Our model will be simpler if we pad all words to be the same length, and add start- and end-of-word characters. 

**Questions:**
  10. Define variables *nikkud_maxlen* and *translit_maxlen* as the length of the longest word in the *nikkud* and *transliteration* columns, respectively. What are these lengths?
  11. Define the function *pad_word* as shown in the comments below, to add start- and end-of-word characters to a word and pad it to a given length.

In [10]:
#10.
nikkud_maxlen = df['nikkud'].apply(len).max()
translit_maxlen = df['transliteration'].apply(len).max()

In [12]:
nikkud_maxlen

31

In [14]:
translit_maxlen

25

In [15]:
# answer to question 11
def pad_word(word, pad_length):       
#### add code here so the function adds ^ to the beginning of the word, spaces  after the word, and $ at the end
#### so that the output string is of length pad_length
#### example: pad_word("hello", 12) should return the string "^hello     $" which is of length 12
    num_spaces = pad_length - len(word) - 2
    return '^' + word + ' '*num_spaces + '$'


Now we define strings containing all characters used in our words, along with starting, padding, and ending tokens:

In [19]:
nikkud_charset = '^$ ' + ''.join(sorted(set(''.join(df.nikkud))))
translit_charset = '^$ ' + ''.join(sorted(set(''.join(df.transliteration))))

**Questions:**
  12. How many characters are used in words with nikkud? In transliterations?
  13. Try printing out these character sets? Do you see anything strange in the output? Why?

In [26]:
len(nikkud_charset) - len('^$ ')

43

In [27]:
len(translit_charset) - len('^$ ')

28

In [24]:
nikkud_charset

'^$ "\'ְֱֲֳִֵֶַָֹֻּׁׂאבגדהוזחטיךכלםמןנסעףפץצקרשת'

We can see in the nikkud output that all the nikkuds were combined into the last letter of the hebrew alphabet.

In [23]:
translit_charset

'^$ "\'abcdefghijklmnopqrstuvwxyz'

Now let's define functions to produce sequence vectors from words with nikkud or transliterations:

In [25]:
def nikkud2sequence(nikkud):
  return [nikkud_charset.index(c) for c in pad_word(nikkud, nikkud_maxlen + 2)]
def translit2sequence(translit):
  return [translit_charset.index(c) for c in pad_word(translit, translit_maxlen + 2)]

**Questions:**
  14. What are the feature vectors for "שָׁלוֹם" and "shalom"? What do the numbers in the vectors mean?
  15. Add code to the comment below, to define functions *nikkud2onehot* and *translit2onehot*. These should take in strings (either a Hebrew word with nikkud, or a transliteration) and return a matrix where each character is one-hot encoded. Hint: Use *keras.utils.to_categorical*, with attribute *num_classes = (number of characters in the character set)*.
  16. If you implemented those functions correctly, nikkud2onehot('שָׁלוֹם').shape should equal (33, 46) and translit2onehot('shalom').shape should equal (27, 31).

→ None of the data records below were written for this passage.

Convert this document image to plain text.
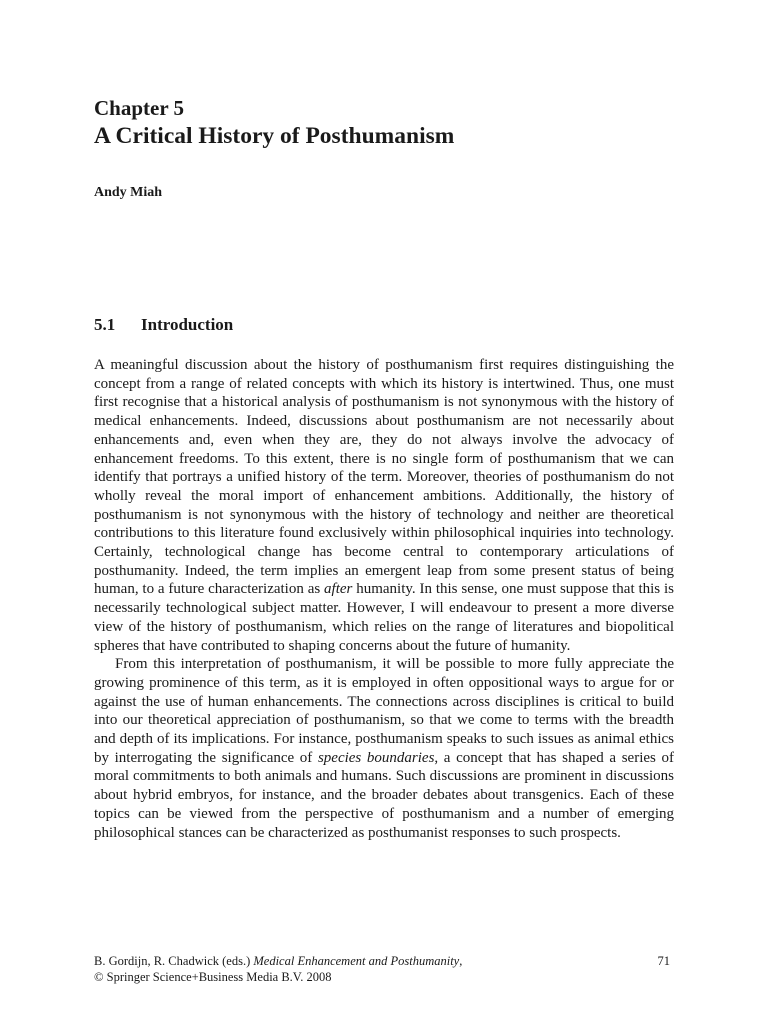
Chapter 5
A Critical History of Posthumanism
Andy Miah
5.1 Introduction

A meaningful discussion about the history of posthumanism first requires distinguishing the concept from a range of related concepts with which its history is intertwined. Thus, one must first recognise that a historical analysis of posthumanism is not synonymous with the history of medical enhancements. Indeed, discussions about posthumanism are not necessarily about enhancements and, even when they are, they do not always involve the advocacy of enhancement freedoms. To this extent, there is no single form of posthumanism that we can identify that portrays a unified history of the term. Moreover, theories of posthumanism do not wholly reveal the moral import of enhancement ambitions. Additionally, the history of posthumanism is not synonymous with the history of technology and neither are theoretical contributions to this literature found exclusively within philosophical inquiries into technology. Certainly, technological change has become central to contemporary articulations of posthumanity. Indeed, the term implies an emergent leap from some present status of being human, to a future characterization as after humanity. In this sense, one must suppose that this is necessarily technological subject matter. However, I will endeavour to present a more diverse view of the history of posthumanism, which relies on the range of literatures and biopolitical spheres that have contributed to shaping concerns about the future of humanity.

From this interpretation of posthumanism, it will be possible to more fully appreciate the growing prominence of this term, as it is employed in often oppositional ways to argue for or against the use of human enhancements. The connections across disciplines is critical to build into our theoretical appreciation of posthumanism, so that we come to terms with the breadth and depth of its implications. For instance, posthumanism speaks to such issues as animal ethics by interrogating the significance of species boundaries, a concept that has shaped a series of moral commitments to both animals and humans. Such discussions are prominent in discussions about hybrid embryos, for instance, and the broader debates about transgenics. Each of these topics can be viewed from the perspective of posthumanism and a number of emerging philosophical stances can be characterized as posthumanist responses to such prospects.

B. Gordijn, R. Chadwick (eds.) Medical Enhancement and Posthumanity,
© Springer Science+Business Media B.V. 2008
71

What do these dimensions mean?

In [28]:
#14
nikkud2sequence("שָׁלוֹם")

[0,
 44,
 13,
 17,
 31,
 24,
 14,
 32,
 2,
 2,
 2,
 2,
 2,
 2,
 2,
 2,
 2,
 2,
 2,
 2,
 2,
 2,
 2,
 2,
 2,
 2,
 2,
 2,
 2,
 2,
 2,
 2,
 1]

In [29]:
translit2sequence("shalom")

[0,
 23,
 12,
 5,
 16,
 19,
 17,
 2,
 2,
 2,
 2,
 2,
 2,
 2,
 2,
 2,
 2,
 2,
 2,
 2,
 2,
 2,
 2,
 2,
 2,
 2,
 1]

The numbers in the vectors represent the indexes of the word's characters that are found in the respective character sets.

In [31]:
from keras.utils import to_categorical

Using TensorFlow backend.


In [37]:
def nikkud2onehot(nikkud):
    return to_categorical(nikkud2sequence(nikkud), num_classes=len(nikkud_charset))
def translit2onehot(translit):
    return to_categorical(translit2sequence(translit), num_classes=len(translit_charset))

In [38]:
nikkud2onehot('שָׁלוֹם').shape

(33, 46)

In [39]:
translit2onehot('shalom').shape

(27, 31)

In [40]:
nikkud2onehot('שָׁלוֹם')

array([[1., 0., 0., ..., 0., 0., 0.],
       [0., 0., 0., ..., 0., 1., 0.],
       [0., 0., 0., ..., 0., 0., 0.],
       ...,
       [0., 0., 1., ..., 0., 0., 0.],
       [0., 0., 1., ..., 0., 0., 0.],
       [0., 1., 0., ..., 0., 0., 0.]], dtype=float32)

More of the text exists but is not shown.